3 exercices corrigés de procédure civile

exercices corrigés de procédure civile

Voici pour vous 3 exercices corrigés de procédure civile. Il s’agit de deux (2) cas pratique et d’une dissertation entièrement corrigés.

NB : Ces exercices corrigés de procédure civile – Licence 3 sont extrait du manuel « Annales de procédure civile – Licence III » Cliquez ICI afin de vous procurer ce manuel.

 

 

1- CAS PRATIQUE

Mr. DEMAGOGUE a des démêlés avec le fisc qui lui réclame la somme de trente-cinq (35) millions de francs, représentant les impayés de l’exercice 2001-2002-2003. À la Direction Générale des Impôts, il expliqua en vain que cela était dû à la situation sociopolitique du moment. 

Mr. TOGOGNINI, gérant de la société IMMOBILIERE TOIT ROUGE qui gère les immeubles de Mr. DEMAGOGUE décide d’intercéder pour lui auprès de la D.G.I. Malheureusement, avant l’issue de la démarche, Mr. DEMAGOGUE décède d’une crise cardiaque due en majeure partie aux déboires qu’il a connus. 

Estimant qu’il est tenu d’un devoir moral envers Mr. DEMAGOGUETOGOGMIRI décide de saisir le tribunal à l’effet de trouver une solution au contentieux avec le fisc. 

Aussi formalisa-t-il un acte dans lequel il affirme agir au nom et pour le compte de Mr. DEMAGOGUE. 

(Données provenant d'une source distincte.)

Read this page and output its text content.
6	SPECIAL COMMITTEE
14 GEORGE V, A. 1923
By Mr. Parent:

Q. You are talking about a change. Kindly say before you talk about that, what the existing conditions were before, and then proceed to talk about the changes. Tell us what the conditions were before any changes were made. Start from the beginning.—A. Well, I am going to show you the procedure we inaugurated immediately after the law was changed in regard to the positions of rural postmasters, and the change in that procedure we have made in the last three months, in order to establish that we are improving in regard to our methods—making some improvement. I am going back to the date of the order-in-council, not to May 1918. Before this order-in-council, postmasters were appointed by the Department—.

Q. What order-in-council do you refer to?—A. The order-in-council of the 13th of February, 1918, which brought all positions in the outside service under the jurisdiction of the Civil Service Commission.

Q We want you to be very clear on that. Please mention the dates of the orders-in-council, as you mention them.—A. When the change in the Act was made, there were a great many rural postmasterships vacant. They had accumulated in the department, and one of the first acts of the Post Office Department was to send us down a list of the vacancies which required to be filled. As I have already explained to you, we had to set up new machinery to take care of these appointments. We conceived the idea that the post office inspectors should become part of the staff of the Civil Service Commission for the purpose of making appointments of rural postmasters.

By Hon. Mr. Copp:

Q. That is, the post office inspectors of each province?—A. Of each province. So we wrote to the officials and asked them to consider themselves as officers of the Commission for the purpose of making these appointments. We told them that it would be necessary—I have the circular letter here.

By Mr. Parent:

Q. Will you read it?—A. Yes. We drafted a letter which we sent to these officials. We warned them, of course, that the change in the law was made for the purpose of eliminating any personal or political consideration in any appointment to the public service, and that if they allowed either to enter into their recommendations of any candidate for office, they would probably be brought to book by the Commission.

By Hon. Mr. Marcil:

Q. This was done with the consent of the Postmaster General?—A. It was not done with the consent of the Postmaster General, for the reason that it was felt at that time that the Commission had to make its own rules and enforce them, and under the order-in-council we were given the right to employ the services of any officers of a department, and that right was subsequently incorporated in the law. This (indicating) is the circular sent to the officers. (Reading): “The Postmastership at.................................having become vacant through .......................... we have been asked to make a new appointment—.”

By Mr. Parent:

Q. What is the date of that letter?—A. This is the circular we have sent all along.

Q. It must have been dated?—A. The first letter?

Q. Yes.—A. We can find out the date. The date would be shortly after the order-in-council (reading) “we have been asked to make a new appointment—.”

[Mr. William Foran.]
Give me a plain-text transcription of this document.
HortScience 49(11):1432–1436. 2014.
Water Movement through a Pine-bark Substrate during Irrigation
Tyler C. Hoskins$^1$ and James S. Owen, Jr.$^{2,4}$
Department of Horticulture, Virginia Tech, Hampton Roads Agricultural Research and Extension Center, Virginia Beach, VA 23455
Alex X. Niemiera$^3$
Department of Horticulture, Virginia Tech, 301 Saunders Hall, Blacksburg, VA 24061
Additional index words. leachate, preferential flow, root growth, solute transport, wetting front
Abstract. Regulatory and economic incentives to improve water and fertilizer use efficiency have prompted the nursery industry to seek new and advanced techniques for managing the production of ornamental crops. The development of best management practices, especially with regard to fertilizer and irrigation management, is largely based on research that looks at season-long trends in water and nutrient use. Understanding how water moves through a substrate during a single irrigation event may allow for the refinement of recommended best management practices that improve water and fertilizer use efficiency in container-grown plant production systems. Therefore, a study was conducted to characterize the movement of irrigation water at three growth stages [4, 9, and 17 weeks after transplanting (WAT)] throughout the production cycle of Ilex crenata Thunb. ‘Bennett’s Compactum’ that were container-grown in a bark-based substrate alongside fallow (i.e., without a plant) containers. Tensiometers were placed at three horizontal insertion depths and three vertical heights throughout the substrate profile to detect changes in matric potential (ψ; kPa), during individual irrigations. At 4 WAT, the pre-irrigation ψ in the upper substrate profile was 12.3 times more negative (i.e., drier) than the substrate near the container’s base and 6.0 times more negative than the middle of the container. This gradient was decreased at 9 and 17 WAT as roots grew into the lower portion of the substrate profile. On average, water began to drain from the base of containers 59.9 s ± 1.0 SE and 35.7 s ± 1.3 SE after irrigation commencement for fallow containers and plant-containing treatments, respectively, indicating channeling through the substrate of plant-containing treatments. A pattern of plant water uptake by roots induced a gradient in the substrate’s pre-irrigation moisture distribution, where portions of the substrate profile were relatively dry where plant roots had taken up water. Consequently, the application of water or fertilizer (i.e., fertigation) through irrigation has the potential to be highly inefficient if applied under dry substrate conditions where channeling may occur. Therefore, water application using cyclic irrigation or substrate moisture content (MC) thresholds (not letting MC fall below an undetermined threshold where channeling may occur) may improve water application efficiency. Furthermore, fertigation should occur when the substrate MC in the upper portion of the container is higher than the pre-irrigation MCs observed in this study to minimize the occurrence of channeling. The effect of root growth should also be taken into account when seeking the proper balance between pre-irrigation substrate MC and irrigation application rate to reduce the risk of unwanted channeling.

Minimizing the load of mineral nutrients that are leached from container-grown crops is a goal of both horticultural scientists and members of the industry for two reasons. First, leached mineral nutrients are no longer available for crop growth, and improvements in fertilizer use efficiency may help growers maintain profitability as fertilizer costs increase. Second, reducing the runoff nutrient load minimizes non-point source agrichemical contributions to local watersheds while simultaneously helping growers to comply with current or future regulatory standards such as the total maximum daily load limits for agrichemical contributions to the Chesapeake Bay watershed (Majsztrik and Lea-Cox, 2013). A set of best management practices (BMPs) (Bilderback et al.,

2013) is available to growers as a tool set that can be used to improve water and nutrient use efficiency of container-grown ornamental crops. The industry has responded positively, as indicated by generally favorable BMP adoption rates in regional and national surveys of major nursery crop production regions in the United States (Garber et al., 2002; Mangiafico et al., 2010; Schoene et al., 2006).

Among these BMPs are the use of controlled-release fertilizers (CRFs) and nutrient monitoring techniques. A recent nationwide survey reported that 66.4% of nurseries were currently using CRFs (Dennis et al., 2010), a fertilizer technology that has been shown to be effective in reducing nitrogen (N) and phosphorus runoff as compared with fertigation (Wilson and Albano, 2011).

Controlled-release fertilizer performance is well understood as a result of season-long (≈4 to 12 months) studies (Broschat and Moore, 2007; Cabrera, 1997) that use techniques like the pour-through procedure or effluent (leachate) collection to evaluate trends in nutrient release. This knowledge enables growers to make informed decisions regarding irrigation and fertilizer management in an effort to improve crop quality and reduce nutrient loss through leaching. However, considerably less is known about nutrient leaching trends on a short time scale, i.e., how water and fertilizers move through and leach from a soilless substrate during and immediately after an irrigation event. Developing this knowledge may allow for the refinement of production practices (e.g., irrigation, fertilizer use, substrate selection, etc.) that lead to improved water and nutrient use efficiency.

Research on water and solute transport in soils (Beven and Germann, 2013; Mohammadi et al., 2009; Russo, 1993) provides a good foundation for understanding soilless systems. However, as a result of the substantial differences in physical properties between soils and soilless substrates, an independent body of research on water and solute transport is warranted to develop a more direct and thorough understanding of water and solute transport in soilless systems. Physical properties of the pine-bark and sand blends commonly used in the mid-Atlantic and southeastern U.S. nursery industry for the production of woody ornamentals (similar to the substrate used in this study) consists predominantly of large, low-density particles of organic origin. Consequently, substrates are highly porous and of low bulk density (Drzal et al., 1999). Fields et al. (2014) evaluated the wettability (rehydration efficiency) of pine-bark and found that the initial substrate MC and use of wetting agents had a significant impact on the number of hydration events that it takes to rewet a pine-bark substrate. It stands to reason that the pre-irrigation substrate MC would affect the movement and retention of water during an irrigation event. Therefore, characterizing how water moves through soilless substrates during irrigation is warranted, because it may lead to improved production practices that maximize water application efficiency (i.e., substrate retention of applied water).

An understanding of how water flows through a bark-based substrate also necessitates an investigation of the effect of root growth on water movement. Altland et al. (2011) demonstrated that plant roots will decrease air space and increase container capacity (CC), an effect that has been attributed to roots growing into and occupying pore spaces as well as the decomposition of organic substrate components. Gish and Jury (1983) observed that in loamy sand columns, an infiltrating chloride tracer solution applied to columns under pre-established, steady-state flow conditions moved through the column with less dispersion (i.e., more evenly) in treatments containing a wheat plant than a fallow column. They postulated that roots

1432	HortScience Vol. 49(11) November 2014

Ensuite, au nom de la société TOIT ROUGE, il assigne en justice les locataires indélicats des immeubles de Mr. DEMAGOGUE pour obtenir leur expulsion des lieux et leur condamnation à payer des dommages-intérêts. 

Par ailleurs, Mr. TOGOGNINI a reçu KOUNADIA, fils aîné du défunt né en 1986 qui lui fait savoir qu’il vient de recevoir une assignation d’avoir à comparaître à l’audience du Mercredi 28 janvier 2004 de la troisième chambre civile du tribunal de première instance d’Abidjan Plateau à la requête de Mr. KOTEMOGOGNINI lui réclamant la somme de un (1) million qui aurait empruntée son défunt père. 

Mr. TOGOGNINI le rassura en lui promettant de défendre ses intérêts et ceux de son défunt père. KOUNADIA inquiet se confie à vous.

CONSEILLEZ-LE UTILEMENT. 

 

CORRIGE DU CAS PRATIQUE 

Très souvent, les juridictions font face à plusieurs problèmes dont ceux relatifs à la qualité et à la capacité du demandeur. Dans le cas qui est soumis à notre étude, il se trouve que monsieur Démagogue a des problèmes avec le fisc qui lui réclame assez d’argent.

C’est alors que le gérant de sa société « Toit rouge », M. Togognini décide de saisir le tribunal pour trouver une issue heureuse au problème, et ce, malgré le décès de M. Démagogue. 

Pour cela, M. Togognini formalisa un acte dans lequel il affirme agir au nom et pour le compte de M. Demagogue. D’autre part, au nom de la société « Toit rouge » dont il avait la gestion, il assigna en justice, les locataires indélicats des immeubles de M. Démagogue pour obtenir leur expulsion des lieux et leur condamnation à payer des dommages-intérêts. 

M. Togognini décide encore de défendre les intérêts du fils de M. Démagogue qui a été assigné à comparaître à l’audience, à la requête de M. Kotemogognini, créancier de son défunt père. 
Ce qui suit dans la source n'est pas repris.